Domestic violence on the rise


“Many times it escalates, but you don’t pay attention because you are afraid, so, you don’t say anything,” said Tangela Chipman, 50, a domestic violence survivor. “They tend to use reverse psychology to make you feel as if you’re the problem.”

Chipman suffered for years at the hands of her children’s father, who at the time was her boyfriend. She said her warning signs were his issues of control.

“At the age of 17, I just felt that he loved me,” Chipman said.

Her boyfriend was four years her senior.

Tangela Chipman believes that domestic violence doesn’t always start with physical abuse.
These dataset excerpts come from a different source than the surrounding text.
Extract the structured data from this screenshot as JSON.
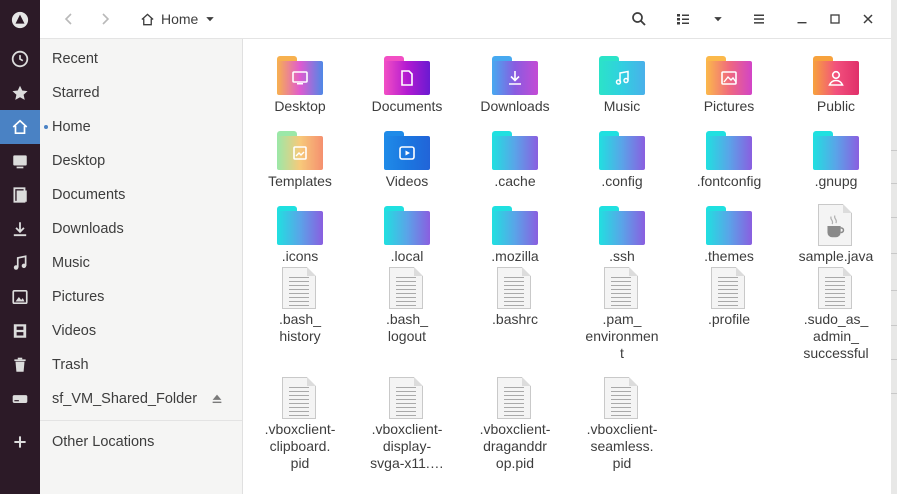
{
  "window": {
    "location_label": "Home",
    "nav": {
      "back_icon": "chevron-left-icon",
      "forward_icon": "chevron-right-icon"
    },
    "toolbar": {
      "search_icon": "search-icon",
      "view_icon": "view-options-icon",
      "dropdown_icon": "chevron-down-icon",
      "menu_icon": "hamburger-menu-icon",
      "minimize_icon": "minimize-icon",
      "maximize_icon": "maximize-icon",
      "close_icon": "close-icon"
    }
  },
  "colors": {
    "accent": "#4a82c4",
    "dock_bg": "#2c1a27",
    "sidebar_bg": "#f5f5f4"
  },
  "sidebar": {
    "items": [
      {
        "label": "Recent",
        "icon": "clock-icon"
      },
      {
        "label": "Starred",
        "icon": "star-icon"
      },
      {
        "label": "Home",
        "icon": "home-icon",
        "active": true
      },
      {
        "label": "Desktop",
        "icon": "desktop-icon"
      },
      {
        "label": "Documents",
        "icon": "documents-icon"
      },
      {
        "label": "Downloads",
        "icon": "download-icon"
      },
      {
        "label": "Music",
        "icon": "music-icon"
      },
      {
        "label": "Pictures",
        "icon": "pictures-icon"
      },
      {
        "label": "Videos",
        "icon": "videos-icon"
      },
      {
        "label": "Trash",
        "icon": "trash-icon"
      },
      {
        "label": "sf_VM_Shared_Folder",
        "icon": "drive-icon",
        "eject_icon": "eject-icon"
      }
    ],
    "other_locations": {
      "label": "Other Locations",
      "icon": "plus-icon"
    }
  },
  "files": [
    {
      "name": "Desktop",
      "kind": "folder",
      "glyph": "desktop-icon",
      "colors": [
        "#f7b14f",
        "#e05ad0",
        "#4f88e6"
      ]
    },
    {
      "name": "Documents",
      "kind": "folder",
      "glyph": "document-icon",
      "colors": [
        "#f24fc4",
        "#b31ad1",
        "#6a1ad1"
      ]
    },
    {
      "name": "Downloads",
      "kind": "folder",
      "glyph": "download-icon",
      "colors": [
        "#47a9f0",
        "#8a5be0",
        "#c44bd5"
      ]
    },
    {
      "name": "Music",
      "kind": "folder",
      "glyph": "music-icon",
      "colors": [
        "#2be3c8",
        "#31cfe0",
        "#4ab0ea"
      ]
    },
    {
      "name": "Pictures",
      "kind": "folder",
      "glyph": "picture-icon",
      "colors": [
        "#fbb94b",
        "#f06a7d",
        "#d244c7"
      ]
    },
    {
      "name": "Public",
      "kind": "folder",
      "glyph": "user-icon",
      "colors": [
        "#f7a23d",
        "#f2517d",
        "#e02f6a"
      ]
    },
    {
      "name": "Templates",
      "kind": "folder",
      "glyph": "template-icon",
      "colors": [
        "#9be8a8",
        "#f7c97a",
        "#f5906f"
      ]
    },
    {
      "name": "Videos",
      "kind": "folder",
      "glyph": "video-icon",
      "colors": [
        "#1f8be8",
        "#1b77e0",
        "#2264d8"
      ]
    },
    {
      "name": ".cache",
      "kind": "folder",
      "colors": [
        "#20e0e0",
        "#5aa4e8",
        "#8a5ee0"
      ]
    },
    {
      "name": ".config",
      "kind": "folder",
      "colors": [
        "#20e0e0",
        "#5aa4e8",
        "#8a5ee0"
      ]
    },
    {
      "name": ".fontconfig",
      "kind": "folder",
      "colors": [
        "#20e0e0",
        "#5aa4e8",
        "#8a5ee0"
      ]
    },
    {
      "name": ".gnupg",
      "kind": "folder",
      "colors": [
        "#20e0e0",
        "#5aa4e8",
        "#8a5ee0"
      ]
    },
    {
      "name": ".icons",
      "kind": "folder",
      "colors": [
        "#20e0e0",
        "#5aa4e8",
        "#8a5ee0"
      ]
    },
    {
      "name": ".local",
      "kind": "folder",
      "colors": [
        "#20e0e0",
        "#5aa4e8",
        "#8a5ee0"
      ]
    },
    {
      "name": ".mozilla",
      "kind": "folder",
      "colors": [
        "#20e0e0",
        "#5aa4e8",
        "#8a5ee0"
      ]
    },
    {
      "name": ".ssh",
      "kind": "folder",
      "colors": [
        "#20e0e0",
        "#5aa4e8",
        "#8a5ee0"
      ]
    },
    {
      "name": ".themes",
      "kind": "folder",
      "colors": [
        "#20e0e0",
        "#5aa4e8",
        "#8a5ee0"
      ]
    },
    {
      "name": "sample.java",
      "kind": "java"
    },
    {
      "name": ".bash_\nhistory",
      "kind": "text"
    },
    {
      "name": ".bash_\nlogout",
      "kind": "text"
    },
    {
      "name": ".bashrc",
      "kind": "text"
    },
    {
      "name": ".pam_\nenvironmen\nt",
      "kind": "text"
    },
    {
      "name": ".profile",
      "kind": "text"
    },
    {
      "name": ".sudo_as_\nadmin_\nsuccessful",
      "kind": "text"
    },
    {
      "name": ".vboxclient-\nclipboard.\npid",
      "kind": "text"
    },
    {
      "name": ".vboxclient-\ndisplay-\nsvga-x11.…",
      "kind": "text"
    },
    {
      "name": ".vboxclient-\ndraganddr\nop.pid",
      "kind": "text"
    },
    {
      "name": ".vboxclient-\nseamless.\npid",
      "kind": "text"
    }
  ]
}
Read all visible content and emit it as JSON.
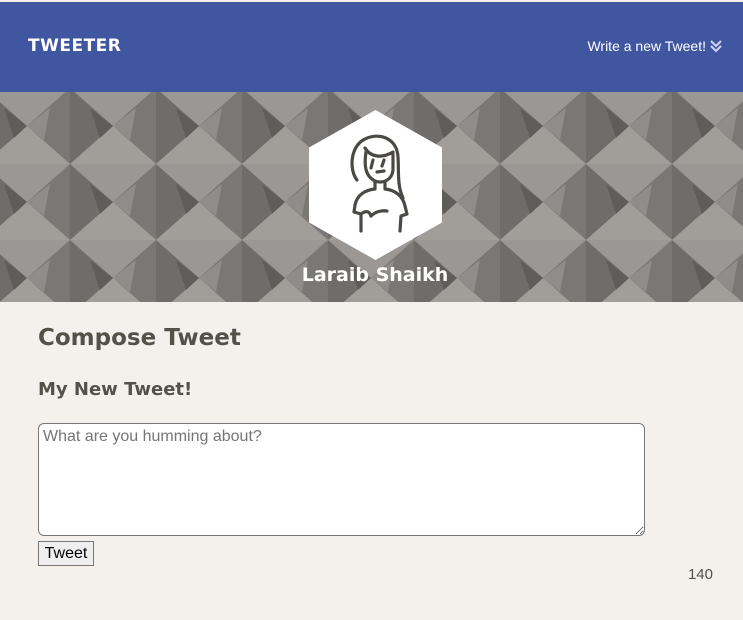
{
  "nav": {
    "brand": "TWEETER",
    "write_link": "Write a new Tweet!",
    "write_icon": "double-chevron-down-icon",
    "background": "#4056a1"
  },
  "profile": {
    "name": "Laraib Shaikh",
    "avatar_icon": "woman-avatar-icon"
  },
  "compose": {
    "title": "Compose Tweet",
    "subtitle": "My New Tweet!",
    "placeholder": "What are you humming about?",
    "value": "",
    "button_label": "Tweet",
    "counter": "140"
  },
  "colors": {
    "page_background": "#f4f1ec",
    "text": "#545149",
    "banner": "#858380"
  }
}
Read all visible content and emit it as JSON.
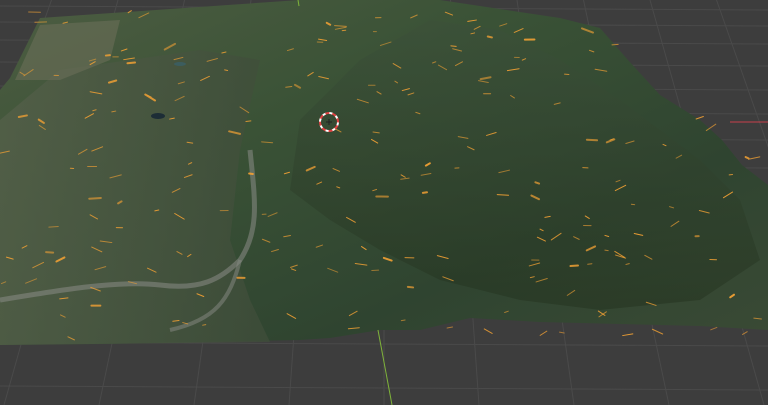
{
  "viewport": {
    "kind": "3D viewport",
    "background_color": "#3d3d3d",
    "grid_color": "#4a4a4a",
    "x_axis_color": "#c8404a",
    "y_axis_color": "#7fb33a"
  },
  "terrain": {
    "kind": "satellite-textured terrain mesh",
    "texture_colors": [
      "#2f4430",
      "#3a5236",
      "#4c5c40",
      "#56604e"
    ],
    "highlight_color": "#f0a034"
  },
  "cursor_3d": {
    "name": "3d-cursor-icon",
    "ring_colors": [
      "#e04040",
      "#ffffff"
    ]
  }
}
She feels that the warning signs are downplayed because of the victims’ feelings of love and or fear.

The month of October is recognized nationally as Domestic Violence Awareness Month. It is a time to honor those who have lost their lives  to a loved one.

It is also a time to celebrate the lives of domestic violence survivors, those individuals who were able to change their circumstances for a positive outcome.
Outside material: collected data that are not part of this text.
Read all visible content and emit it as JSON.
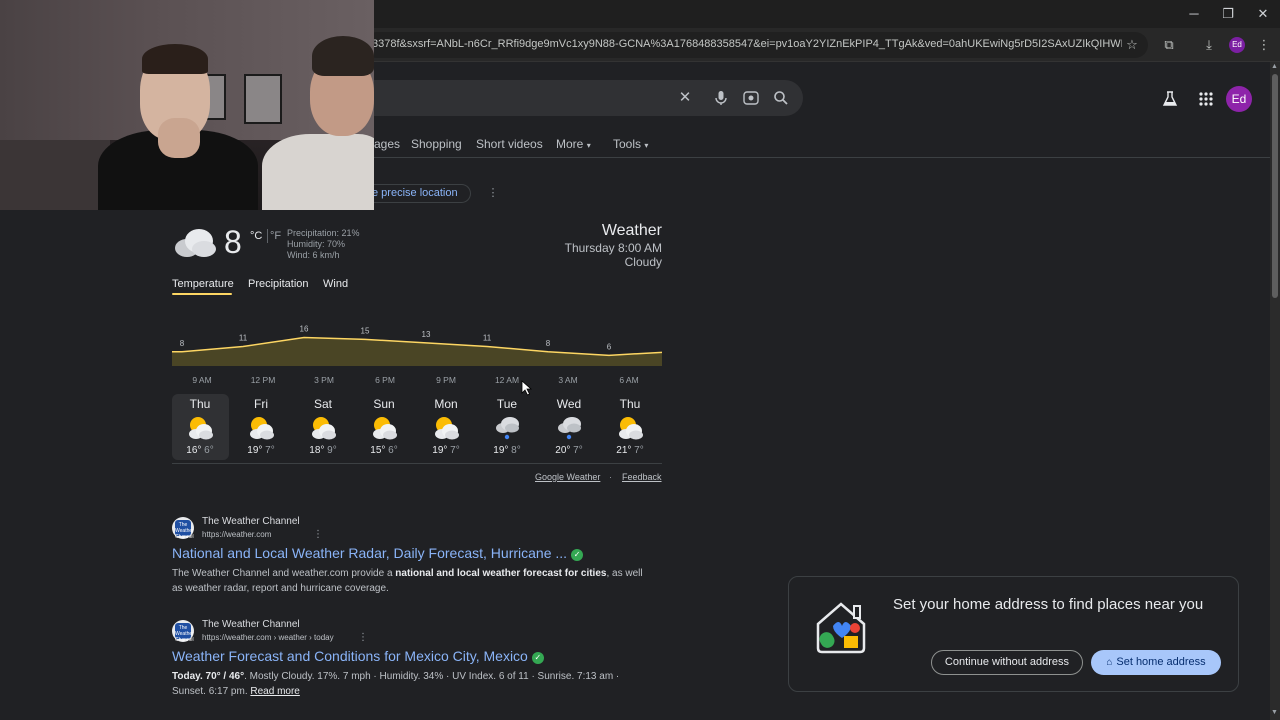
{
  "browser": {
    "url": "3378f&sxsrf=ANbL-n6Cr_RRfi9dge9mVc1xy9N88-GCNA%3A1768488358547&ei=pv1oaY2YIZnEkPIP4_TTgAk&ved=0ahUKEwiNg5rD5I2SAxUZIkQIHWP6FJAQ4d...",
    "profile_initials": "Ed",
    "icons": {
      "minimize": "minimize-icon",
      "restore": "restore-icon",
      "close": "close-icon",
      "star": "bookmark-star-icon",
      "extensions": "extensions-icon",
      "download": "download-icon",
      "menu": "kebab-menu-icon"
    }
  },
  "search": {
    "icons": [
      "clear-icon",
      "microphone-icon",
      "lens-icon",
      "search-icon"
    ]
  },
  "header": {
    "labs_icon": "flask-icon",
    "apps_icon": "apps-grid-icon",
    "user_initials": "Ed"
  },
  "nav_tabs": [
    {
      "label": "ages"
    },
    {
      "label": "Shopping"
    },
    {
      "label": "Short videos"
    },
    {
      "label": "More",
      "caret": "▾"
    },
    {
      "label": "Tools",
      "caret": "▾"
    }
  ],
  "location_chip": {
    "label": "e precise location"
  },
  "weather": {
    "current_temp": "8",
    "unit_c": "°C",
    "unit_f": "°F",
    "precipitation": "Precipitation: 21%",
    "humidity": "Humidity: 70%",
    "wind": "Wind: 6 km/h",
    "title": "Weather",
    "datetime": "Thursday 8:00 AM",
    "condition": "Cloudy",
    "tabs": [
      "Temperature",
      "Precipitation",
      "Wind"
    ],
    "active_tab": "Temperature",
    "footer_source": "Google Weather",
    "footer_separator": "·",
    "footer_feedback": "Feedback",
    "days": [
      {
        "name": "Thu",
        "hi": "16°",
        "lo": "6°",
        "icon": "partly-cloudy-icon",
        "selected": true
      },
      {
        "name": "Fri",
        "hi": "19°",
        "lo": "7°",
        "icon": "partly-cloudy-icon"
      },
      {
        "name": "Sat",
        "hi": "18°",
        "lo": "9°",
        "icon": "partly-cloudy-icon"
      },
      {
        "name": "Sun",
        "hi": "15°",
        "lo": "6°",
        "icon": "partly-cloudy-icon"
      },
      {
        "name": "Mon",
        "hi": "19°",
        "lo": "7°",
        "icon": "partly-cloudy-icon"
      },
      {
        "name": "Tue",
        "hi": "19°",
        "lo": "8°",
        "icon": "cloud-rain-icon"
      },
      {
        "name": "Wed",
        "hi": "20°",
        "lo": "7°",
        "icon": "cloud-rain-icon"
      },
      {
        "name": "Thu",
        "hi": "21°",
        "lo": "7°",
        "icon": "partly-cloudy-icon"
      }
    ]
  },
  "chart_data": {
    "type": "area",
    "x": [
      "9 AM",
      "12 PM",
      "3 PM",
      "6 PM",
      "9 PM",
      "12 AM",
      "3 AM",
      "6 AM"
    ],
    "values": [
      8,
      11,
      16,
      15,
      13,
      11,
      8,
      6
    ],
    "ylim": [
      0,
      18
    ],
    "color": "#fdd663"
  },
  "results": [
    {
      "site": "The Weather Channel",
      "url": "https://weather.com",
      "title": "National and Local Weather Radar, Daily Forecast, Hurricane ...",
      "snippet_pre": "The Weather Channel and weather.com provide a ",
      "snippet_bold": "national and local weather forecast for cities",
      "snippet_post": ", as well as weather radar, report and hurricane coverage.",
      "favicon_text": "The Weather Channel"
    },
    {
      "site": "The Weather Channel",
      "url": "https://weather.com › weather › today",
      "title": "Weather Forecast and Conditions for Mexico City, Mexico",
      "snippet_bold": "Today. 70° / 46°",
      "snippet_post": ". Mostly Cloudy. 17%. 7 mph · Humidity. 34% · UV Index. 6 of 11 · Sunrise. 7:13 am · Sunset. 6:17 pm.",
      "read_more": "Read more",
      "favicon_text": "The Weather Channel"
    }
  ],
  "address_card": {
    "title": "Set your home address to find places near you",
    "continue_label": "Continue without address",
    "set_label": "Set home address"
  }
}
Despite the many success stories, there still remain an overwhelming number of victims who suffer at the hands of their spouses and partners.

The rising number of domestic violence cases has caused many to ask, “Is society desensitized to the issue of domestic violence?”
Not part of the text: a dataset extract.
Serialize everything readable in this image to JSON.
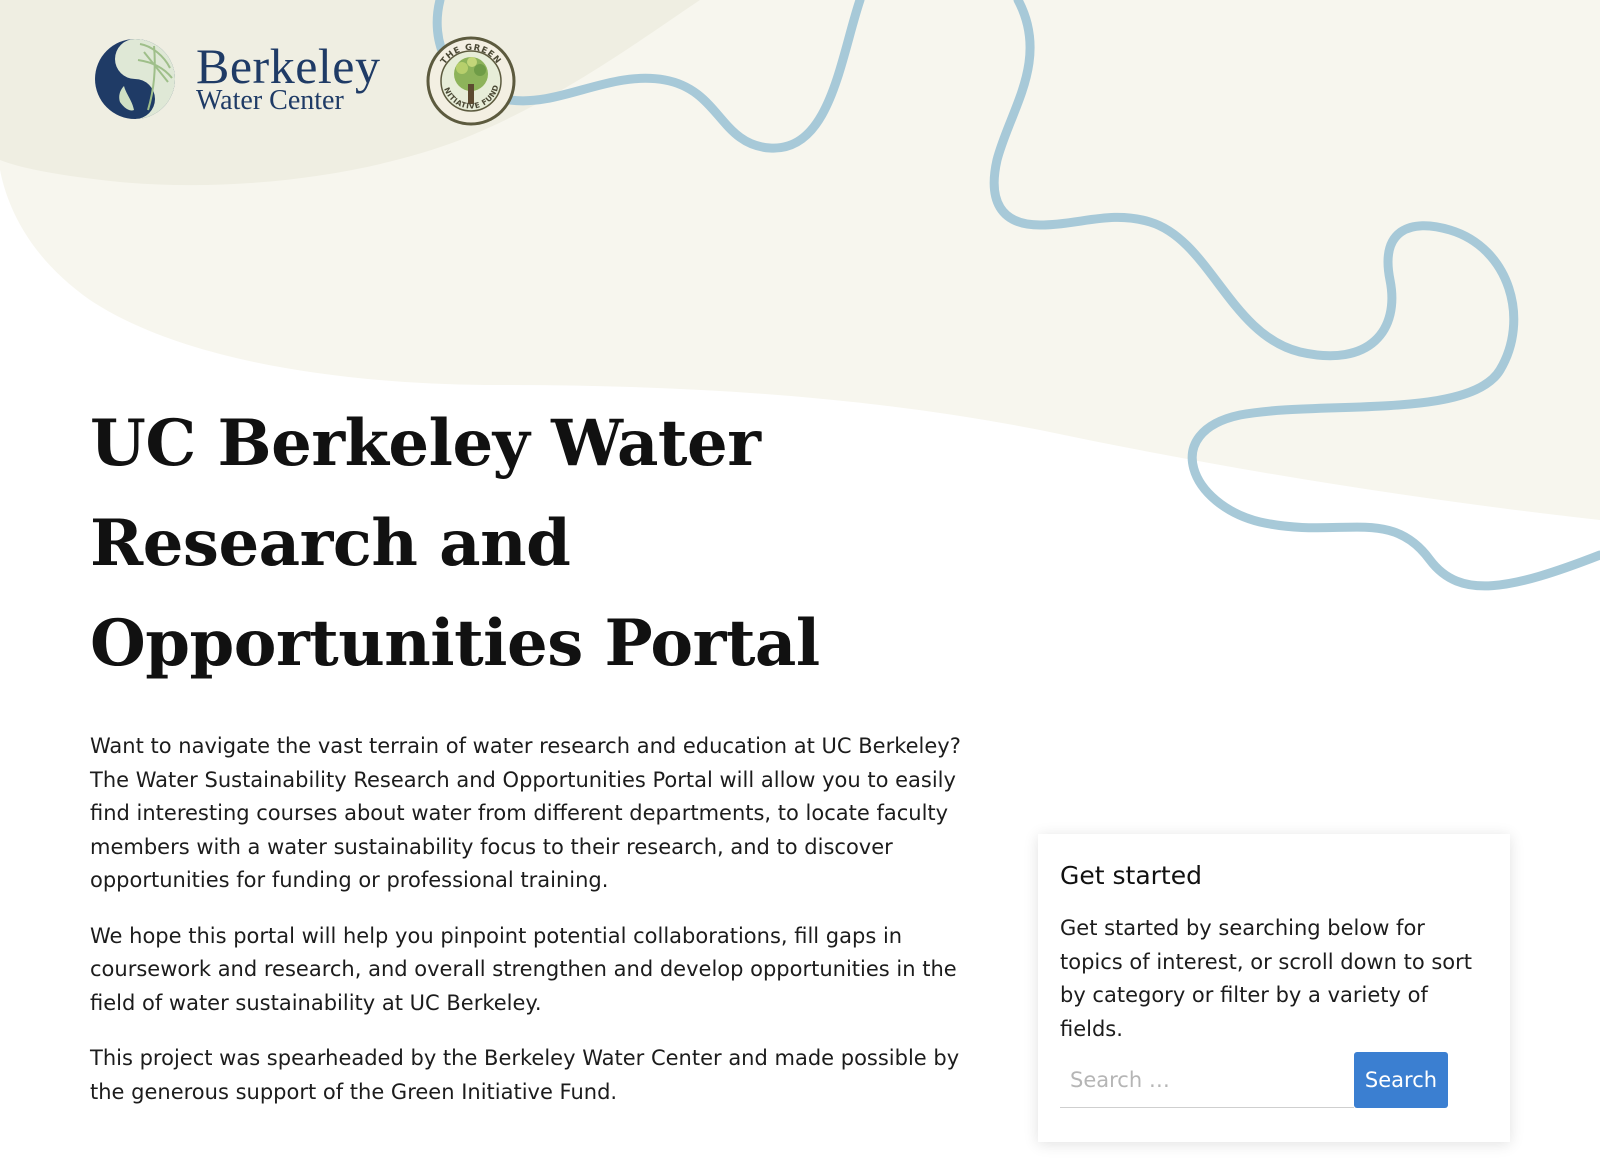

According to the Florida Department of Children and Families, there were 111,681 reported incidents of domestic violence in 2011– 192 women, men, and children brutally murdered.

Within that same year, emergency shelters were provided to about 15, 789 individuals. At least 40,007 women, children and men received outreach services, a 4.7 percent increase from the previous year.

Ghia Kelly, Community Education Program Director for the Refuge House, feels that people’s personal lives contribute to passive emotions surrounding the issue.

“Many individuals have not seen a good example of a healthy and positive relationship,” said Kelly. “What we’ve seen in our own personal lives adds to the problem.”

Kelly said the media plays a contributing factor. She feels the media, particular television and music, portray women in a negative light because women are degraded.

The Refuge House is a local domestic violence shelter for women and children. It also serves as a certified rape crisis center, providing services to men as well.

According to the Refuge House, women aging 18-24 have the highest reported cases of domestic violence in heterosexual relationships. Despite this, same-sex cases are on a steady climb as well.

However, women aging 18-44 is the highest affected demographic.

Ghia Kelly feels that in order to ensure people are not desensitized to the issue of domestic violence, people must hold everyone accountable.

“It’s up to us to tell young women that they are worth so much more,” Kelly said. “We have to tell our homeboys that they are so much better than their actions.

Chipman now serves as a Domestic Violence detective for the Miami-Dade County Special Victims Unit. She feels her own personal battle with the matter helps her to identify with those who go through similar situations.  By recounting her own story, she hopes to bring awareness and advocacy to the issue of domestic violence.

“There is life after this,” she said. “Healing starts within.”